For the purpose of the media drive, Tata let us loose in two types of Nexons: one with a new 1.5-litre four-cylinder diesel, and the other with a 1.2-litre three-cylinder petrol. For now, there’s no option of an AMT-equipped Nexon, so both engine options come paired with a six-speed manual gearbox.
The diesel is much easier to live with. It makes 108 bhp and is a very smooth engine for the most part. It tends to get a bit gruff near the end of the rev range, but it would be silly to push the diesel engine that far anyway. What I really liked about the Nexon’s new diesel engine is that it’s tractable and compliant. It doesn’t make a fuss. It wants to learn about the terrain you’re driving on and is eager to provide you with whatever you need to drive with ease. Let me be clear: it is by no means quick, but at the same time it’s no laggard, either. The diesel makes for a pleasant drive, and the refinement levels are commendable, too. The 26.5 kgm is ample for a car like this, and it shows in the way it, well, goes.

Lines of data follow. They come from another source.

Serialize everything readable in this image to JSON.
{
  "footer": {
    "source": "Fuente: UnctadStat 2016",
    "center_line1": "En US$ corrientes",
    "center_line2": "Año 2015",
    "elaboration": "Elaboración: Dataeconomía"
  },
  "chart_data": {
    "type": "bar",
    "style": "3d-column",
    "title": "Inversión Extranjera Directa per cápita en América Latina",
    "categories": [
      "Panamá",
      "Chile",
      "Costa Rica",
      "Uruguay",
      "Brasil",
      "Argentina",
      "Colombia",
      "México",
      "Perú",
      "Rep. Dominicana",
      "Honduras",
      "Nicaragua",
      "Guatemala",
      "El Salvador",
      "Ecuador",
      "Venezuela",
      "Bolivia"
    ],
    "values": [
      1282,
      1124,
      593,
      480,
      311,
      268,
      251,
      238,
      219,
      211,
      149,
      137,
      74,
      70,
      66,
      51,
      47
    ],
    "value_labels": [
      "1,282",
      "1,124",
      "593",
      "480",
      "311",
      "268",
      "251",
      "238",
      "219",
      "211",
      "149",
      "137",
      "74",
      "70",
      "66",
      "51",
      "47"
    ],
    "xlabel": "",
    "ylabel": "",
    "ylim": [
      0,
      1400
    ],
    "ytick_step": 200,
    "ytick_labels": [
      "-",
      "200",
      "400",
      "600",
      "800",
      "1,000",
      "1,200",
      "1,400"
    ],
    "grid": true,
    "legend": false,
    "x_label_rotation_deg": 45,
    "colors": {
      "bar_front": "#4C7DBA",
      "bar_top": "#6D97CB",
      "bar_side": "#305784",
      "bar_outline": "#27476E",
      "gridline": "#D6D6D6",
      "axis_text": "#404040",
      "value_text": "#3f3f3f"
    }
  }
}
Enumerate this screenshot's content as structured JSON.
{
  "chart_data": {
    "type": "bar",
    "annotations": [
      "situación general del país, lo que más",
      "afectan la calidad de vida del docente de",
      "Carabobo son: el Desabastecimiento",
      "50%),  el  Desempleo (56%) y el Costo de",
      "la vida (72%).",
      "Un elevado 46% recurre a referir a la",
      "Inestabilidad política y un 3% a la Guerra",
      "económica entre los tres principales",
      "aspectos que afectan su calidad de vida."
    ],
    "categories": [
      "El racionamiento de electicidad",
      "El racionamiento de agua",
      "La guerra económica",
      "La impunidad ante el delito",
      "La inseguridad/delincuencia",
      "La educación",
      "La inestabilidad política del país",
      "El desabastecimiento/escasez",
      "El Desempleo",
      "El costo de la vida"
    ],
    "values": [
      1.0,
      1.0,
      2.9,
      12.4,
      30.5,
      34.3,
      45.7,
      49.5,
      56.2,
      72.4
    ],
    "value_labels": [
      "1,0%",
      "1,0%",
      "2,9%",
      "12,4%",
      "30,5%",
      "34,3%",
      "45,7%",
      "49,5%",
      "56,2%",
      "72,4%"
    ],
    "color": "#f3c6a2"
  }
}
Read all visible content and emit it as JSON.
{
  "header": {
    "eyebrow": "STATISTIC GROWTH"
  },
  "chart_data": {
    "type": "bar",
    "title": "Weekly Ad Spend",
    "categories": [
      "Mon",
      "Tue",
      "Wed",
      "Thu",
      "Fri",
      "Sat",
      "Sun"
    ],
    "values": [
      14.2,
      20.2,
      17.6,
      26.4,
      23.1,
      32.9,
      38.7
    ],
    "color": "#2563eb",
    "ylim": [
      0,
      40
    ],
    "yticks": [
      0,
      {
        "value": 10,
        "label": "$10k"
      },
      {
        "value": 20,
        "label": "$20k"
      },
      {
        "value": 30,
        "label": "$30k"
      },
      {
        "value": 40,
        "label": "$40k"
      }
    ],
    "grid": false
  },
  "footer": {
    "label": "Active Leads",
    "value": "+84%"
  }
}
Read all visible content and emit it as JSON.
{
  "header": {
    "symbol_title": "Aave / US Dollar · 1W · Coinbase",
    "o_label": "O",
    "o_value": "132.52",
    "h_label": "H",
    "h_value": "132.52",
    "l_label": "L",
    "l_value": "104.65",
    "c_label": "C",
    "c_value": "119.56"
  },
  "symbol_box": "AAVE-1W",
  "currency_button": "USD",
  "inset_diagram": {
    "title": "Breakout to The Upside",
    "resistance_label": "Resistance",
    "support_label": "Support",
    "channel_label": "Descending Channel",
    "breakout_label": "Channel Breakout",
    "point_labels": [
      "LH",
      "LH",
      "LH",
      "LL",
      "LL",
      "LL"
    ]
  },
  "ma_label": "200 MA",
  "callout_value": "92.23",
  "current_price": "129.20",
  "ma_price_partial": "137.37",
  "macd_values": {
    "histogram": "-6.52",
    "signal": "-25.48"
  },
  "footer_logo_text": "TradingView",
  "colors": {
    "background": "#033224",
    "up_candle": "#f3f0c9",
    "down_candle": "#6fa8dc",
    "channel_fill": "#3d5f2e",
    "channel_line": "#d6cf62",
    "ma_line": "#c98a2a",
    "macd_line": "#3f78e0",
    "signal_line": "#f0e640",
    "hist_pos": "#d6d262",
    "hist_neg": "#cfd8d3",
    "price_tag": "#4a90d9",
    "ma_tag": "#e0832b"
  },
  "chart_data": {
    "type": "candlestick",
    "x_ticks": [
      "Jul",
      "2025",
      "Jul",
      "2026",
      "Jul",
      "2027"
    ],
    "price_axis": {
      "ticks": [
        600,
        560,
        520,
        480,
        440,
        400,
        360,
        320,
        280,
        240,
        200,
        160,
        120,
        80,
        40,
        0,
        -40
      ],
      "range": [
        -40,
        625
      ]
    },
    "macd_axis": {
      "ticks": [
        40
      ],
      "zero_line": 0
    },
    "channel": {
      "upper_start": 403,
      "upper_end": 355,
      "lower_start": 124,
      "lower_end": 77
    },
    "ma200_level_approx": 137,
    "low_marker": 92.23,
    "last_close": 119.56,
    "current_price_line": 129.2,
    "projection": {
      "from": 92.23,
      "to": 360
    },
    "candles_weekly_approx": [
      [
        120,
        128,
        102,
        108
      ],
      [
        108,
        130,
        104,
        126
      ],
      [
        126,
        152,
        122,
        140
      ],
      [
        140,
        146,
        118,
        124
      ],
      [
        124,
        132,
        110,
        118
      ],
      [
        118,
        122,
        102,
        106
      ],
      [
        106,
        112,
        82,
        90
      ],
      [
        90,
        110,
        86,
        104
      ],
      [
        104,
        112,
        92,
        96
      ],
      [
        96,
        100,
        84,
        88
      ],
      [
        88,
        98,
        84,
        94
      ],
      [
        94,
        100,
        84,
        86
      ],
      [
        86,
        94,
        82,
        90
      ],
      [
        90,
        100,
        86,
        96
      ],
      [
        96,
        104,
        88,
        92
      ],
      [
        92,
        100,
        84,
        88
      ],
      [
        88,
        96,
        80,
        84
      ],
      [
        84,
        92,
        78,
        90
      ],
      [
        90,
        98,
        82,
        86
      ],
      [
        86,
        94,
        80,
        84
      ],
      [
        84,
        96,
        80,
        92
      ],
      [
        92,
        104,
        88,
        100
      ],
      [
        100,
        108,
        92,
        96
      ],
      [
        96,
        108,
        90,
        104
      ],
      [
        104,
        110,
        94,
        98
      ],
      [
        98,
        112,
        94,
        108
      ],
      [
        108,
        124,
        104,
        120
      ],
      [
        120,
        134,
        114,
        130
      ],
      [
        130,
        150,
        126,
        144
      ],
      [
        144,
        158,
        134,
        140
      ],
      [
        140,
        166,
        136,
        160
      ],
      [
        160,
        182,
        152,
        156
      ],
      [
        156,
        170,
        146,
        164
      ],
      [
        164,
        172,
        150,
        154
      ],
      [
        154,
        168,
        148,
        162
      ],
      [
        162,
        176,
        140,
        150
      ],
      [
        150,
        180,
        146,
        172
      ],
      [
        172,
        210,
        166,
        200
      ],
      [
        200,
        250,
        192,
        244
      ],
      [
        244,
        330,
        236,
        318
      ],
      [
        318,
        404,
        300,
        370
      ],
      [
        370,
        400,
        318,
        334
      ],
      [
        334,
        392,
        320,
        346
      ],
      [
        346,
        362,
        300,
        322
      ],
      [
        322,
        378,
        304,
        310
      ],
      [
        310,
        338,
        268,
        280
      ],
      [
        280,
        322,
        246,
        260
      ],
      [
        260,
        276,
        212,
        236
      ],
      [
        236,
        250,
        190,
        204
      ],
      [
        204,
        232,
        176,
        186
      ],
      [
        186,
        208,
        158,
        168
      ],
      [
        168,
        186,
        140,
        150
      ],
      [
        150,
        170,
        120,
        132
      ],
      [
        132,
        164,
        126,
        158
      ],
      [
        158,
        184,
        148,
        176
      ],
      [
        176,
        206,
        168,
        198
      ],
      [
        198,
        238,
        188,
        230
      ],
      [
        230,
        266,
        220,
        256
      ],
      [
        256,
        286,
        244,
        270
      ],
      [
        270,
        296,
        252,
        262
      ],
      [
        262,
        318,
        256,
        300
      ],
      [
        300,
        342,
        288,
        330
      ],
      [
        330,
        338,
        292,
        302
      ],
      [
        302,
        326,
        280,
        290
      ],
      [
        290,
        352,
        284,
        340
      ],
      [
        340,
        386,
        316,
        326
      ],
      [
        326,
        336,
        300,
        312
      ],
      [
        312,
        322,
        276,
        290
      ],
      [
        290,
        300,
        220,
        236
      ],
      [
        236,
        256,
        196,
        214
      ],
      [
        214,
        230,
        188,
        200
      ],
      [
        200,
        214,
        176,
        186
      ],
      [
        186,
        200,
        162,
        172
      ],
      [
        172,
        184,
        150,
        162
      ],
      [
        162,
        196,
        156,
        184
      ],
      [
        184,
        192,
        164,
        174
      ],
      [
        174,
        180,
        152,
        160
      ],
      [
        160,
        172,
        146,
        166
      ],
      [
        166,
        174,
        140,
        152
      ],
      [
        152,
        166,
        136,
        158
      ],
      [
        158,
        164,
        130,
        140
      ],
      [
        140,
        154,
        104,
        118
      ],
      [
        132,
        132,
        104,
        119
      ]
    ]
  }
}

Could it be better? Yes, possibly. The diesel Nexon’s 1305 kg kerb weight doesn’t allow it to be as sprightly as it can and should be, and you get a sense that the diesel could do with a bit more punch. In terms of the driving modes, the three (Eco, City, and Sport) supposedly have their own power and torque maps, but I could only tell a sizeable difference between City and Sport. Quite obviously, Sport is the most comfortable to be in if you’re driving along on a winding road in a bit of a hurry much like I was. That said, on my way back to the hotel, I switched it to City mode and Eco mode for a while each, and they’re both quite useful in conditions where there’s a bit of a traffic jam on the roads. The controls are slightly more numbed, but it makes the drive that much easier when the pace is dropped to a minimum. But where the Nexon diesel shines is when you’re cruising, and this is where the sixth cog comes in handy. The Nexon diesel feels like it can hold 100 kph all day in sixth gear. Noise, vibrations and harshness are also kept to a minimum at this speed, thereby ensuring that the occupants are comfortable, too. What could have been slightly better is the shift quality, because you do tend to fumble around with the gear slots every once in a while.
As for the petrol engine, well, it doesn’t fare as well. It feels lethargic at the bottom of the rev range, and it only begins to come alive when you strangle it to the rev limiter. It makes 108 bhp and 14.2 kgm, which don’t sound like bad figures at all, but it leaves a lot to be desired on the move.
As for the ride and handling, there’s very little to complain. Tata’s set the suspension up just right so that there’s just the required amount of firmness, and the chunky tyres help in going over pretty much everything in sight.
Overall, then, I’d say it’s a heck of an effort from Tata. 4
It stands out, it’s been built quite well, the diesel engine’s a good all-rounder, and with the promise of an AMT-equipped Nexon in the future, things can only look up for Tata. I don’t mean to jump the gun here, but the Nexon could well be Tata’s turning point. About time as well.
The introductory prices for the Nexon start at Rs 5.85 lakh for the petrol engined version, and Rs 6.85 lakh for the diesel.